Un cura reza para que Sarkozy sufra un infarto y no expulse más gitanos

El sacerdote de una parroquia de Lille admitió que ora para que una crisis cardíaca le impida al presidente francés seguir la "guerra" antiinmigrantes.

23 de agosto de 2010 a las 12:01 a. m.
Agencias EFE y AP
Un cura reza para que Sarkozy sufra un infarto y no expulse más gitanos

París, Ciudad del Vaticano. El padre Arthur Hervet, de una de las parroquias de la ciudad de Lille (al norte de Francia), reconoció ayer públicamente que reza para que el presidente de su país, Nicolas Sarkozy, tenga una crisis cardíaca que le impida seguir adelante con su "guerra" contra los gitanos.

"Rezo, les pido perdón, para que el señor Sarkozy tenga una crisis cardíaca", declaró ayer a la prensa el sacerdote, de 71 años, tras oficiar la habitual misa dominical.

"No sé qué más hacer para frenar esta guerra", agregó el padre Arthur, muy conocido en la zona por su apoyo a la comunidad gitana, para la que ha recaudado fondos con los que adquirir tiendas de campaña, alimentos o ropa.

Desde que comenzó la ofensiva de Sarkozy contra este grupo de inmigrantes, con la desmantelación de campamentos ilegales por todo el país y la deportación de los evacuados, el cura se mostró contrariado. "No sé qué hacer", añadió ayer.

Por la misma situación que ha denunciado, el sacerdote ha decidido también devolver al gobierno galo una medalla al mérito con la que había sido condecorado y se ha dirigido al ministro del Interior, Brice Hortefeux, para reprocharle el hecho de que no conozca la "deplorable" situación en la que viven los gitanos que se instalan en Francia.

Mensaje del Papa. Mientras, el papa Benedicto XVI recalcó ayer que los textos litúrgicos recuerdan que todos los hombres están llamados a la salvación y que ésta es también una invitación para saber acoger la legítimas diferencias humanas, después de que Jesús viniera para reunir a los hombres de todas las naciones e idiomas.

El Pontífice así lo manifestó tras el rezo del Ángelus dirigiéndose a los peregrinos de lengua francesa que asistieron al patio central de la residencia de los papas de Castel Gandolfo, al sur de Roma, donde el jefe de la Iglesia pasa el verano.

Las palabras del Papa parecieron tener como marco de referencia la deportación de gitanos que ha emprendido Francia a través de la "repatriación asistida".

Durante el Ángelus, el Papa subrayó también que "Dios rebaja a los soberbios y a los poderosos de este mundo y eleva a los humildes" y precisó que la Virgen María es un claro ejemplo de esta "verdad evangélica.

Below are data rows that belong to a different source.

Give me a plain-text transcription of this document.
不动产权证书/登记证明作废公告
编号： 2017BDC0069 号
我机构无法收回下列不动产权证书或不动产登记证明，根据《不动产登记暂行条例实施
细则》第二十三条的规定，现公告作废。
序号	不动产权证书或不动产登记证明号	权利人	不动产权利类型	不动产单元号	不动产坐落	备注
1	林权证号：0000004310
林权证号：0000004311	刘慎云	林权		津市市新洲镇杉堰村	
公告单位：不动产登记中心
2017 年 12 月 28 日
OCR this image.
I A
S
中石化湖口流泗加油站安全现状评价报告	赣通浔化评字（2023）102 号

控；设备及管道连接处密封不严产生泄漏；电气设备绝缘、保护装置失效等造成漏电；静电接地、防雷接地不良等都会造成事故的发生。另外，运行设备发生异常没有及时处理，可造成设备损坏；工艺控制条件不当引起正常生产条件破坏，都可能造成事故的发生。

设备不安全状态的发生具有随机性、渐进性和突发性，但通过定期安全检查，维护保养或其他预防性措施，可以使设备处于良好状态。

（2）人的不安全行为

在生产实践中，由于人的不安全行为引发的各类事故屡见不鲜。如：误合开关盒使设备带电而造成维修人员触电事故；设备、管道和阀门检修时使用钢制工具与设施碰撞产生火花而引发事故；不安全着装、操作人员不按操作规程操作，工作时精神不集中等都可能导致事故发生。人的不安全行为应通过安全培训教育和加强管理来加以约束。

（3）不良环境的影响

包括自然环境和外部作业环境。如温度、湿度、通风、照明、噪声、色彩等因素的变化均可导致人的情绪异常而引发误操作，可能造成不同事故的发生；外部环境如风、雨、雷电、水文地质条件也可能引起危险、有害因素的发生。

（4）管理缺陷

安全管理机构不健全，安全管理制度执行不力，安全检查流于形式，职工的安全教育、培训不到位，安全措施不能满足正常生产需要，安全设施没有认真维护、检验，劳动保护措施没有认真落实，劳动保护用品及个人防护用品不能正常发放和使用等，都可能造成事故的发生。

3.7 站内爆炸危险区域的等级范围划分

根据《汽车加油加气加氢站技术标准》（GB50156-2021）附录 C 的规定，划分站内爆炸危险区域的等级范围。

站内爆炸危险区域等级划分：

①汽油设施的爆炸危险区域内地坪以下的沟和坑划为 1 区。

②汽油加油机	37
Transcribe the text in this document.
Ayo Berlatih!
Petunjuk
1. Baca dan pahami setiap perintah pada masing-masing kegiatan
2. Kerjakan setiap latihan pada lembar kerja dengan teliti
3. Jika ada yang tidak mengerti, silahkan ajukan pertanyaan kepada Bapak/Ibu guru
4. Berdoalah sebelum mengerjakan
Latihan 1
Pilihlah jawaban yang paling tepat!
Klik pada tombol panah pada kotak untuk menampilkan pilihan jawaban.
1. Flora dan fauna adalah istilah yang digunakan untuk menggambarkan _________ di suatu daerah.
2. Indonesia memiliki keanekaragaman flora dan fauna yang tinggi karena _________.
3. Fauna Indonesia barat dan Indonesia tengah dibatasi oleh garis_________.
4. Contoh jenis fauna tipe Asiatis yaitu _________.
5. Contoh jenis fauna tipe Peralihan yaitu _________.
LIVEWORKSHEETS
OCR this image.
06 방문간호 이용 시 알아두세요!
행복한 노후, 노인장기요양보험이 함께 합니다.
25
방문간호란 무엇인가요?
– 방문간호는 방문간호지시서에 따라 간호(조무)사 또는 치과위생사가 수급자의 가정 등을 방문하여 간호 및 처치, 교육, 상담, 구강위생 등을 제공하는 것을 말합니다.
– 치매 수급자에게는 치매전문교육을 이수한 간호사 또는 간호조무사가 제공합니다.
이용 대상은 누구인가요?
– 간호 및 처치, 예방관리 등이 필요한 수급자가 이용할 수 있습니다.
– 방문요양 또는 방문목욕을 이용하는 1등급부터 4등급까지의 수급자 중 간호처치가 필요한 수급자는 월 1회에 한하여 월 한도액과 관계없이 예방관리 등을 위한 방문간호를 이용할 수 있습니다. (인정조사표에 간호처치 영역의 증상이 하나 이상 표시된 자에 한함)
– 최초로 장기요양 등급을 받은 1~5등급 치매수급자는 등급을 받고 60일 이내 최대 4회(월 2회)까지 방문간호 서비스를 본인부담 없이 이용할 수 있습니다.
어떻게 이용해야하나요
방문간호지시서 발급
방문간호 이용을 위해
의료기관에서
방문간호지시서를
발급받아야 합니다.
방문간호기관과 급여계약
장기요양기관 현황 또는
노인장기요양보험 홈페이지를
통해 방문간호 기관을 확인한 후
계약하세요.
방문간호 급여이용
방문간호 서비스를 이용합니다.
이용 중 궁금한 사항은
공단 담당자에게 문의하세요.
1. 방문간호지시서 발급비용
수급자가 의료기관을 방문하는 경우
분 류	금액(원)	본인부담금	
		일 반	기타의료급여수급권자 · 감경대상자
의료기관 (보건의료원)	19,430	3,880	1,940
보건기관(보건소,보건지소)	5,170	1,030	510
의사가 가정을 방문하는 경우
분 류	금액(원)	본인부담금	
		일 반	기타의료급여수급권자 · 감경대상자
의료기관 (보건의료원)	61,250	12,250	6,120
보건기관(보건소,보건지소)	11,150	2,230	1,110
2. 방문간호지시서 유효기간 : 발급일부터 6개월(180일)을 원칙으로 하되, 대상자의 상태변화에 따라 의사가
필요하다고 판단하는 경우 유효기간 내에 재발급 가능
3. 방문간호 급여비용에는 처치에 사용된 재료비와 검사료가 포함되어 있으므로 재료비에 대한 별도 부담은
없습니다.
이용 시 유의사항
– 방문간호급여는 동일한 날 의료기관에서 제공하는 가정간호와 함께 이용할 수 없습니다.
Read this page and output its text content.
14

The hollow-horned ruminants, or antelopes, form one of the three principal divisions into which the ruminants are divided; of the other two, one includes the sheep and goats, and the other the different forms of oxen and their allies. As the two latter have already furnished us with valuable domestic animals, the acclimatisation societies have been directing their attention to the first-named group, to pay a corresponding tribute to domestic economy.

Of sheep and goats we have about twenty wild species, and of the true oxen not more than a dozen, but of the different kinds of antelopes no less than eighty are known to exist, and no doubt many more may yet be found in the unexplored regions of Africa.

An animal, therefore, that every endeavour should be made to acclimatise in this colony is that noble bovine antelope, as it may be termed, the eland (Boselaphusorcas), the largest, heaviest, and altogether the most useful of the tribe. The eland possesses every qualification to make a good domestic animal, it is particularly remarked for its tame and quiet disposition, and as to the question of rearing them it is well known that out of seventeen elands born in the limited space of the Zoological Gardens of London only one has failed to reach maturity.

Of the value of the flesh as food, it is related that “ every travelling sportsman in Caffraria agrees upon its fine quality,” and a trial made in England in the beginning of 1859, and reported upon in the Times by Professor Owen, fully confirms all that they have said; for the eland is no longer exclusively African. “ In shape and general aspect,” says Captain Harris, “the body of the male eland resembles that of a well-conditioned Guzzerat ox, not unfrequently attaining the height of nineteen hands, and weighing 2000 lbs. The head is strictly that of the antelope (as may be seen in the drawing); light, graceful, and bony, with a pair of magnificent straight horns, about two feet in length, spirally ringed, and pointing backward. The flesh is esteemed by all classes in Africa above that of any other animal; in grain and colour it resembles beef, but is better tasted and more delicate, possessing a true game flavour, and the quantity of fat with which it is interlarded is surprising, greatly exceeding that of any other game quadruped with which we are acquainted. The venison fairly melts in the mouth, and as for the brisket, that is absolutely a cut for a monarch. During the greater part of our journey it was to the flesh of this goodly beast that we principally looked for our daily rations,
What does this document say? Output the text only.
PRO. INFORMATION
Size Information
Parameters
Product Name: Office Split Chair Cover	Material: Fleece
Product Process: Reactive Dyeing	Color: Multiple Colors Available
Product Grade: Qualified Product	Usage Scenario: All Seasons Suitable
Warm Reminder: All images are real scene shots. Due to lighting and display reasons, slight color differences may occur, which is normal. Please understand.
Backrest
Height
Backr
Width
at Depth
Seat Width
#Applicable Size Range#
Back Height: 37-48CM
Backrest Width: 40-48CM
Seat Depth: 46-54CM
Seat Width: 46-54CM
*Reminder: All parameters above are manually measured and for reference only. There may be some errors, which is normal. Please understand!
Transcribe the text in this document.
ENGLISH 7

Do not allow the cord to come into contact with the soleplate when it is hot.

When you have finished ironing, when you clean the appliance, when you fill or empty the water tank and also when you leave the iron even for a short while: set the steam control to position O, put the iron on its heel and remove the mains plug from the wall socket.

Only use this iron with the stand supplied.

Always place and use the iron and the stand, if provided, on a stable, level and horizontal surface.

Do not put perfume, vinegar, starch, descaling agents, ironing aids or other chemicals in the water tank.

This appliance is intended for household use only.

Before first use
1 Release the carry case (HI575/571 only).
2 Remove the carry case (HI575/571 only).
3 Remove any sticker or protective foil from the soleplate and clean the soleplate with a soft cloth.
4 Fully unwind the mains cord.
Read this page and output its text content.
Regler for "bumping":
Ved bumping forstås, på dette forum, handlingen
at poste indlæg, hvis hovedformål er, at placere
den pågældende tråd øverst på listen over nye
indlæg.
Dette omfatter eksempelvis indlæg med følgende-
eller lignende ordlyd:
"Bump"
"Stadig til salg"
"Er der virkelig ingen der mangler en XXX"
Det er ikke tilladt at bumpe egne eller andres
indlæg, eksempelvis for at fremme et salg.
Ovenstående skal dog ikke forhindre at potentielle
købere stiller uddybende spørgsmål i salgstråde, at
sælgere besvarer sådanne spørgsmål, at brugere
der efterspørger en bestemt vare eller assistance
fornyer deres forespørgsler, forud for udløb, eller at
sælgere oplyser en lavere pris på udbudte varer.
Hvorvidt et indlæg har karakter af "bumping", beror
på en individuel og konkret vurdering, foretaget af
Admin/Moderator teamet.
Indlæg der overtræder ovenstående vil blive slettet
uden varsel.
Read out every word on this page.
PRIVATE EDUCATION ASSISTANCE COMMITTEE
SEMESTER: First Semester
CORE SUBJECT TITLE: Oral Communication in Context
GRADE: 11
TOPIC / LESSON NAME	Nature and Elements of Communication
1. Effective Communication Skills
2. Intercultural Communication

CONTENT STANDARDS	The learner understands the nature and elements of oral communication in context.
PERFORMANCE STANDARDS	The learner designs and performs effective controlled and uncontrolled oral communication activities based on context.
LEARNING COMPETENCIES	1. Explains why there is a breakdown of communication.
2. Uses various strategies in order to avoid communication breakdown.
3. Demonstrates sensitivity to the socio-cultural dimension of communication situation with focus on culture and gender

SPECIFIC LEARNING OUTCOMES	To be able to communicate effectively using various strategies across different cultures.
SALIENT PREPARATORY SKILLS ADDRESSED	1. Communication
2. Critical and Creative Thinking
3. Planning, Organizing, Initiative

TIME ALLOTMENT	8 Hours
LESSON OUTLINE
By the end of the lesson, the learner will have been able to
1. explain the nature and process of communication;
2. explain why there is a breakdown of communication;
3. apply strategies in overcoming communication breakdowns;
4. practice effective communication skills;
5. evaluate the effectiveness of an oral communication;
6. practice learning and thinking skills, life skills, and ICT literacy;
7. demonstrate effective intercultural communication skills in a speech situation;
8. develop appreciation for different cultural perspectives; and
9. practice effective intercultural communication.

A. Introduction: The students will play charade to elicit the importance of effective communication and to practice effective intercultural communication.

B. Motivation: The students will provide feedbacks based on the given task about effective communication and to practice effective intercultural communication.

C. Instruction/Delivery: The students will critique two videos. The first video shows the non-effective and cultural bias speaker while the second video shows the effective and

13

Benedicto XVI recordó que en la jornada de ayer la liturgia invitaba a venerar a la Virgen María con el título de "Reina", cuando se cumplían ocho días de la festividad de la Asunción, e hizo hincapié en el pasaje del Evangelio en el que Jesús afirma: "Los últimos serán los primeros y los primeros serán los últimos".

El Papa pidió además la mediación de la Virgen para que favorezca la paz. "Especialmente allí donde prevalece la absurda lógica de la violencia, con el fin de que todos los hombres comprendan que en este mundo debemos ayudarnos los unos a los otros", invocó.